HOUSEHOLDS in Craven that do not opt into garden waste collections will no longer be expected to subsidise the service, if a new standardised rate is agreed by senior North Yorkshire councillors - but it will mean an increase for those who do of £8 per year.

Currently, there are seven different garden waste collection services in the county, one for each district or borough.
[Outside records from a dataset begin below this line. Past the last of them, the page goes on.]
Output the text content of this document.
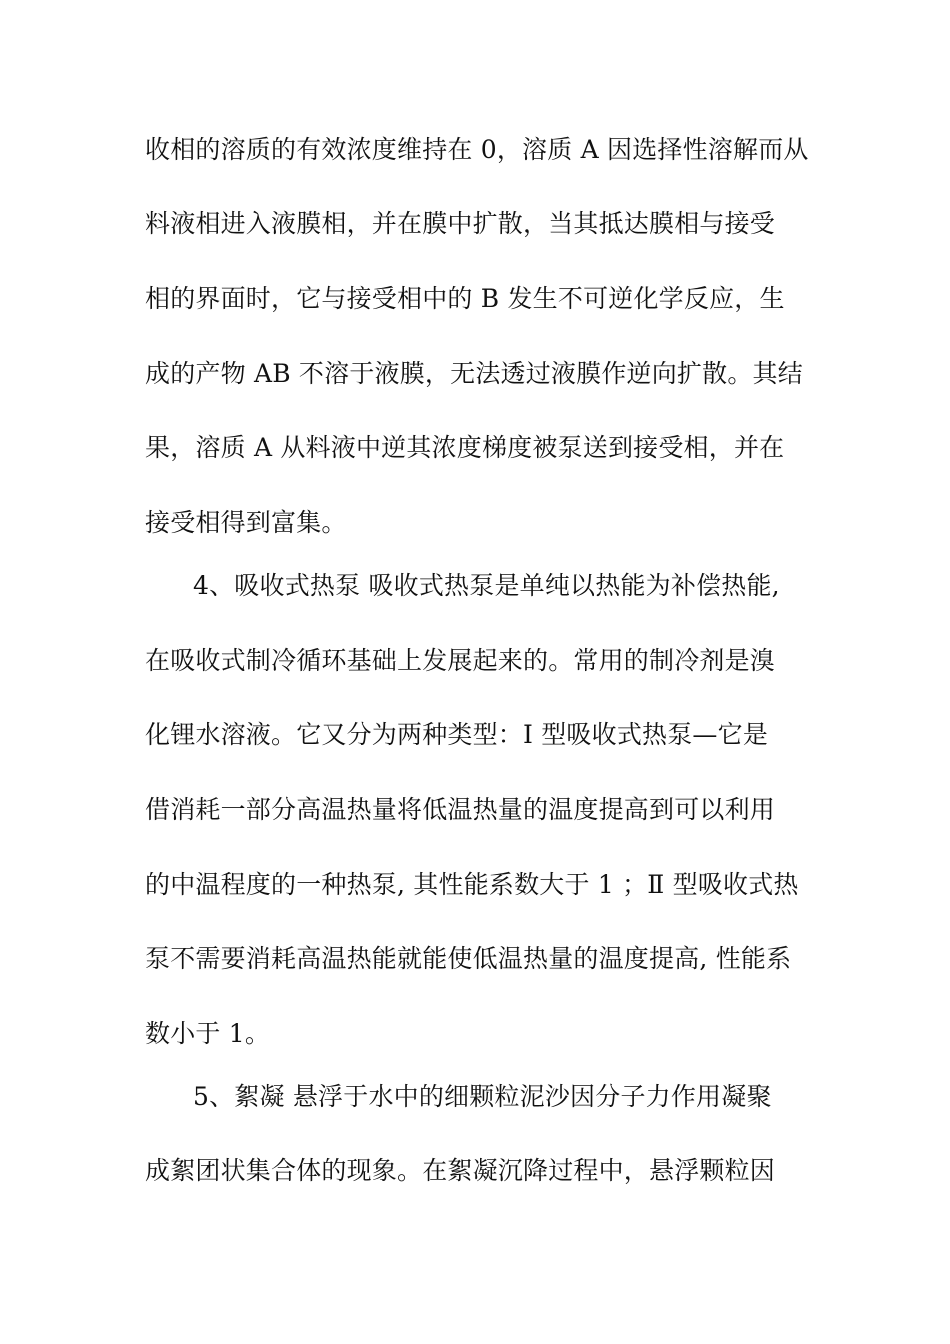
收相的溶质的有效浓度维持在 0，溶质 A 因选择性溶解而从
料液相进入液膜相，并在膜中扩散，当其抵达膜相与接受
相的界面时，它与接受相中的 B 发生不可逆化学反应，生
成的产物 AB 不溶于液膜，无法透过液膜作逆向扩散。其结
果，溶质 A 从料液中逆其浓度梯度被泵送到接受相，并在
接受相得到富集。
4、吸收式热泵 吸收式热泵是单纯以热能为补偿热能,
在吸收式制冷循环基础上发展起来的。常用的制冷剂是溴
化锂水溶液。它又分为两种类型：Ⅰ 型吸收式热泵—它是
借消耗一部分高温热量将低温热量的温度提高到可以利用
的中温程度的一种热泵, 其性能系数大于 1 ；Ⅱ 型吸收式热
泵不需要消耗高温热能就能使低温热量的温度提高, 性能系
数小于 1。
5、絮凝 悬浮于水中的细颗粒泥沙因分子力作用凝聚
成絮团状集合体的现象。在絮凝沉降过程中，悬浮颗粒因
Councils are not legally required to collect garden waste and carry it out on a discretionary basis.

Charges vary from £25 for an annual permit in Richmondshire, to £41 in Harrogate; the cost to have garden waste collected in Craven is £36. An increase has already been agreed by all councils of six per cent from spring 2023.

Now, North Yorkshire County Council is proposing to bring all areas in the county in line with the regional average of £44 per year, and to charge £43.50 across the board.

Councillor Derek Bastiman, North Yorkshire County Council's executive member for business and economic development, said: “We recognise that the cost-of-living crisis is having an impact on residents and the need to be fair to everyone when looking to raise any fee or charge.

“In this instance, the picture across the whole county is not the same and in some areas people who do not want this service are paying for it. This is a service people choose to opt into and it is important that we are clear on the need for it to pay for itself, alongside our commitment to continue to provide it to those residents who would like to receive it.

“There are real benefits to the service, including the environmental benefits of recycling garden waste and the convenience of not having to take your own garden waste to a recycling centre. It may well be cheaper than paying the fuel to get there, too.

“So, we have looked carefully at what other councils in Yorkshire and the Humber charge and considered any special cases. This charge is reasonable in terms of the regional picture and to cover the costs of continuing to deliver it given the financial pressures we face

Based on a harmonised fee of £43.50, the service would expect to generate an additional £500,000, depending on the number of subscribers. This income would be used to offset the costs of delivery.

The council executive will be asked to agree the new rate on January 10.